Learning from Turkish Coffee Champion Turgay Yildizli
After a attending a valuable class by the 2013 World Cezve Ibrik Champion Turgay Yildizli in Bangkok, we have experienced what spcialty Turkish coffee is truely about. It is much more than just finely ground coffee boiled in hot water that most people find bitter and overwelming. When great coffee is used with the right brewing techniques, Turkish coffee can taste amazing, granting the coffee you know a delightful taste of culture and unique traditions.
We would like to share with you the 10 Principles in Making Specialty Turkish Coffee:
1. Speiclaty Coffee : use high quality coffee, find best roast profile, keep it fresh.
2. Turkish Coffee Grinding : use special grind size (finer than usual), grind fresh.
3. Good Quality Water: learn how the temperature and TDS of the water used affect the brew.
4. Coffee Water Ratio: be precise in amount of coffee and water used depending on pot and cup sizes.

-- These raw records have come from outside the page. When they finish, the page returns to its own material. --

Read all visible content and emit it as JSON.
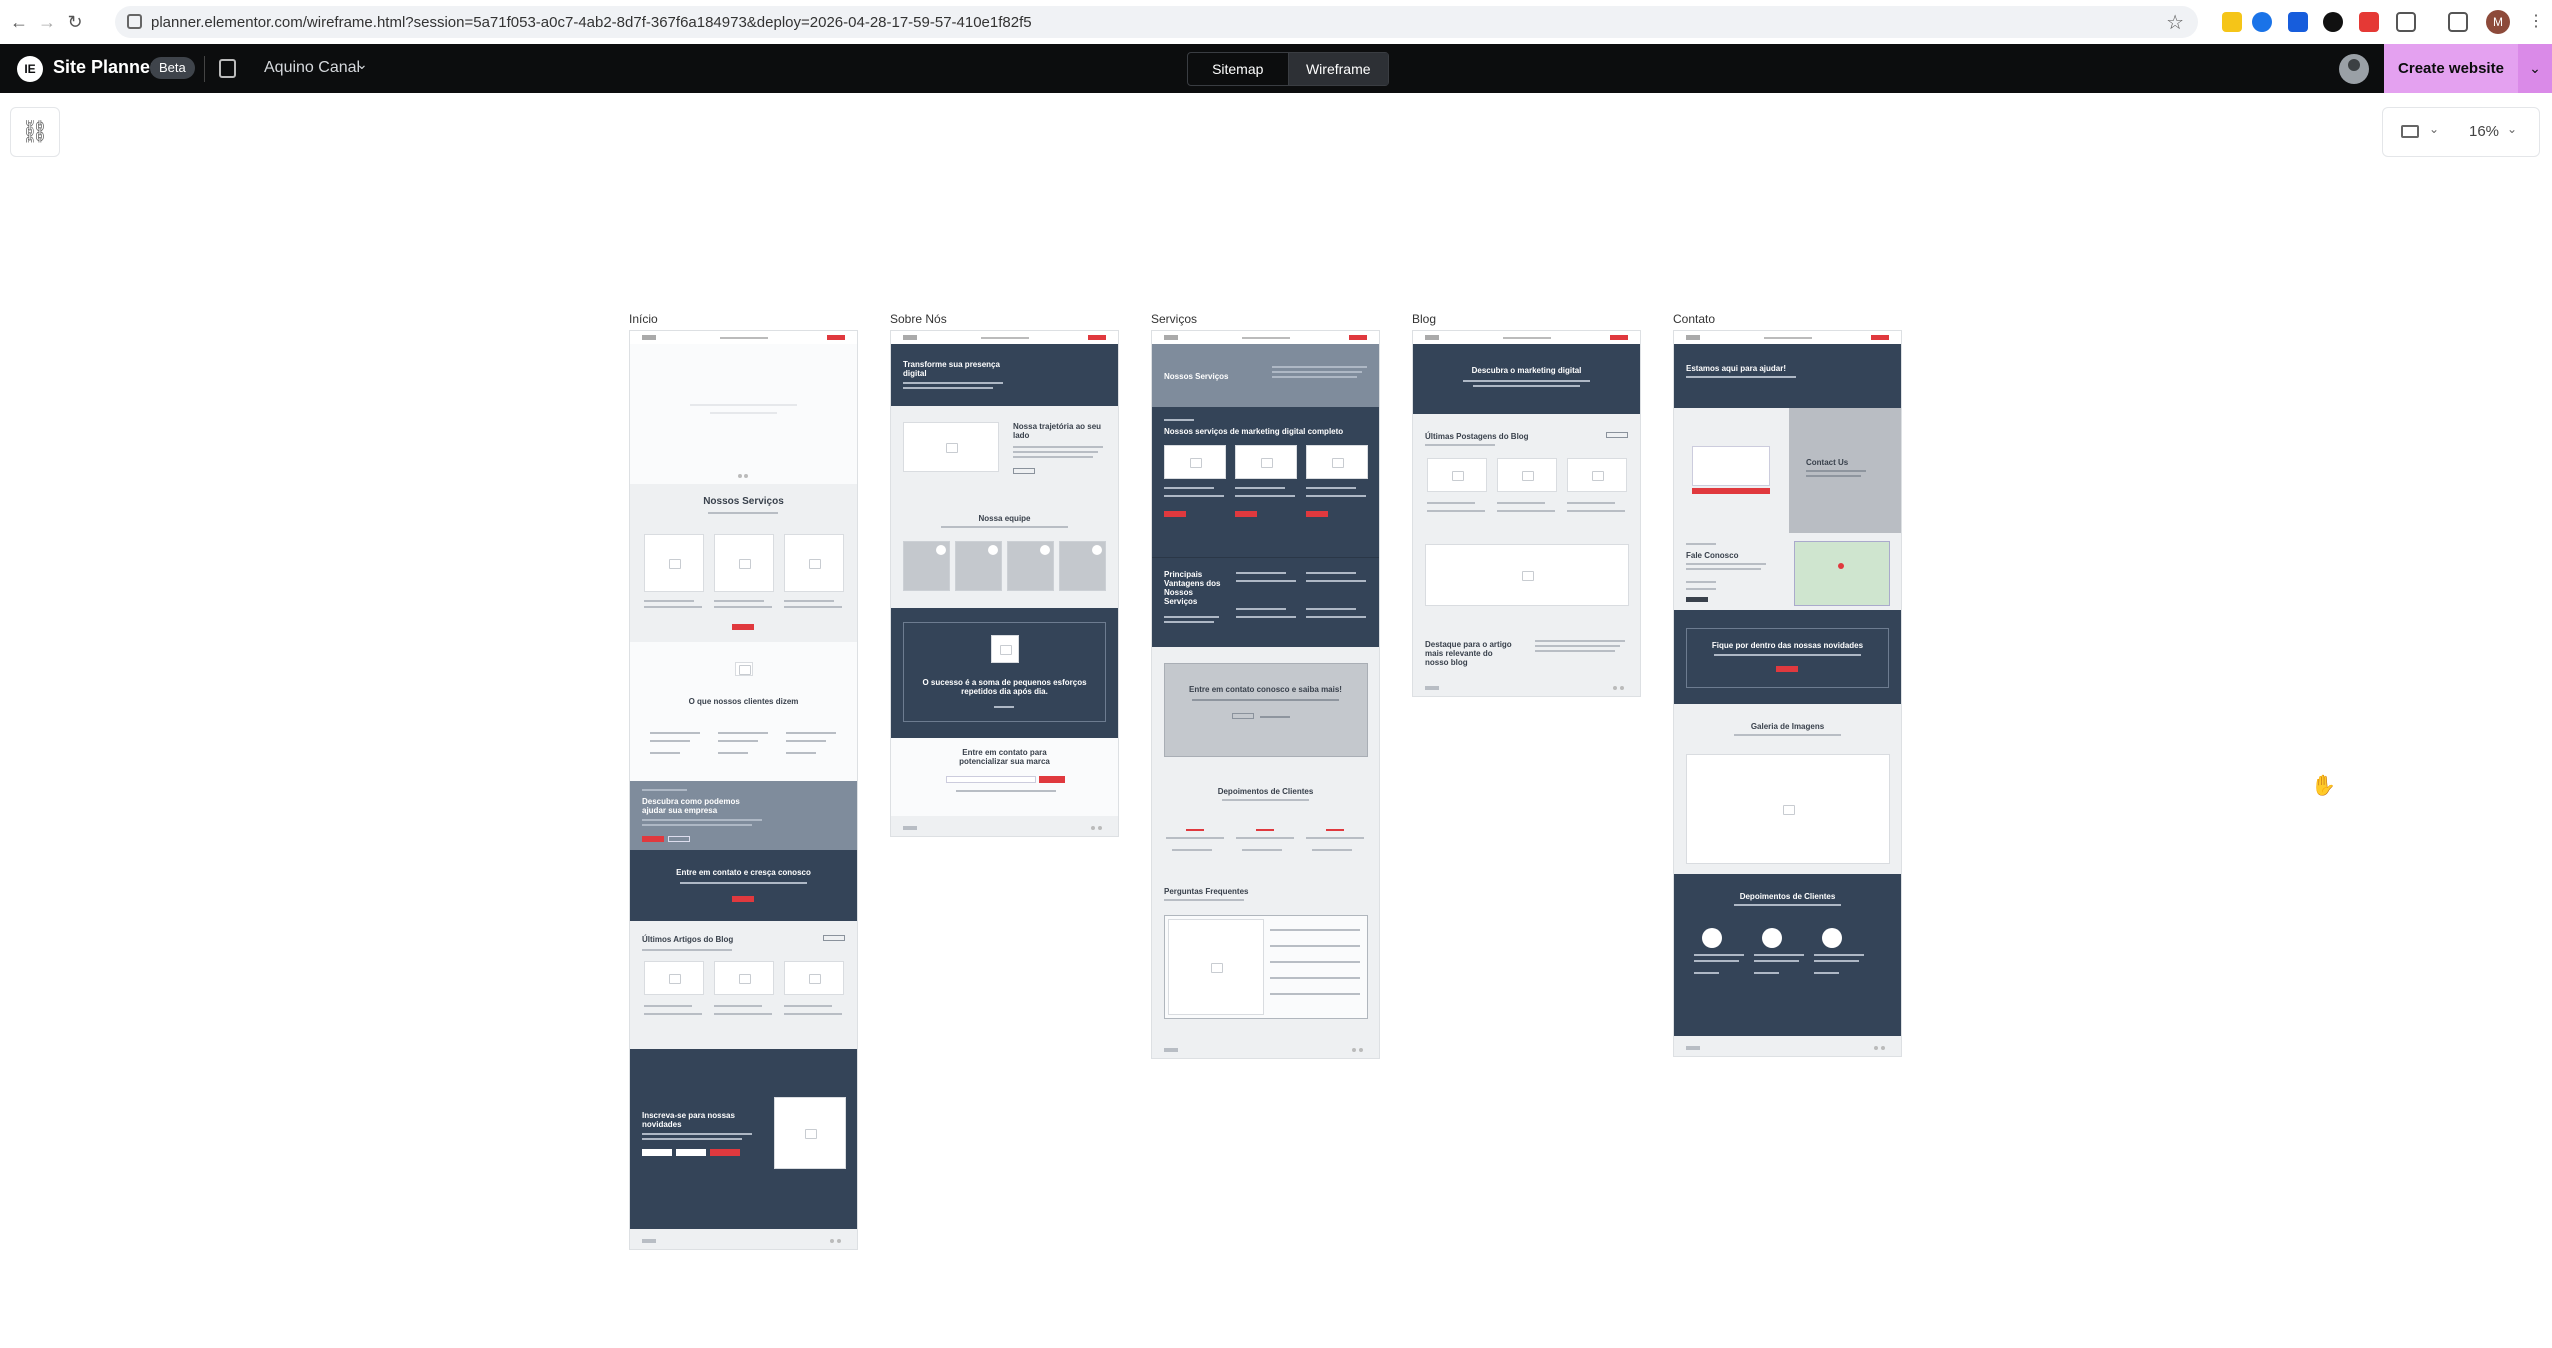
{
  "browser": {
    "url": "planner.elementor.com/wireframe.html?session=5a71f053-a0c7-4ab2-8d7f-367f6a184973&deploy=2026-04-28-17-59-57-410e1f82f5",
    "profile_initial": "M"
  },
  "app": {
    "name": "Site Planner",
    "badge": "Beta",
    "site_name": "Aquino Canal",
    "tabs": [
      {
        "label": "Sitemap",
        "active": false
      },
      {
        "label": "Wireframe",
        "active": true
      }
    ],
    "cta": "Create website"
  },
  "canvas": {
    "zoom": "16%",
    "device": "desktop-icon"
  },
  "pages": [
    {
      "label": "Início",
      "sections": {
        "services": "Nossos Serviços",
        "testimonials": "O que nossos clientes dizem",
        "about": "Descubra como podemos ajudar sua empresa",
        "contact": "Entre em contato e cresça conosco",
        "blog": "Últimos Artigos do Blog",
        "newsletter": "Inscreva-se para nossas novidades"
      }
    },
    {
      "label": "Sobre Nós",
      "sections": {
        "hero": "Transforme sua presença digital",
        "story": "Nossa trajetória ao seu lado",
        "team": "Nossa equipe",
        "quote": "O sucesso é a soma de pequenos esforços repetidos dia após dia.",
        "cta": "Entre em contato para potencializar sua marca"
      }
    },
    {
      "label": "Serviços",
      "sections": {
        "hero": "Nossos Serviços",
        "services": "Nossos serviços de marketing digital completo",
        "benefits": "Principais Vantagens dos Nossos Serviços",
        "cta": "Entre em contato conosco e saiba mais!",
        "testimonials": "Depoimentos de Clientes",
        "faq": "Perguntas Frequentes"
      }
    },
    {
      "label": "Blog",
      "sections": {
        "hero": "Descubra o marketing digital",
        "posts": "Últimas Postagens do Blog",
        "featured": "Destaque para o artigo mais relevante do nosso blog"
      }
    },
    {
      "label": "Contato",
      "sections": {
        "hero": "Estamos aqui para ajudar!",
        "form": "Contact Us",
        "talk": "Fale Conosco",
        "news": "Fique por dentro das nossas novidades",
        "gallery": "Galeria de Imagens",
        "testimonials": "Depoimentos de Clientes"
      }
    }
  ]
}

5. Turkish Coffee Pot: know your pot, how its shape and material affect brewing process.
6. Agitation: create turbulance evenly and be consistant.
7. Heat Source: have good micro control over heating process.
8. Brew Time: work together with heat control to achieve proper extraction.
9. Turkish Coffee Cup: know how its shape and material affect tasting stage.
10. Turkish Coffee Ritual: mind the serving temperature (it can be very hot right after brew!). Serve with respect to traditions; with some sweets and warm water.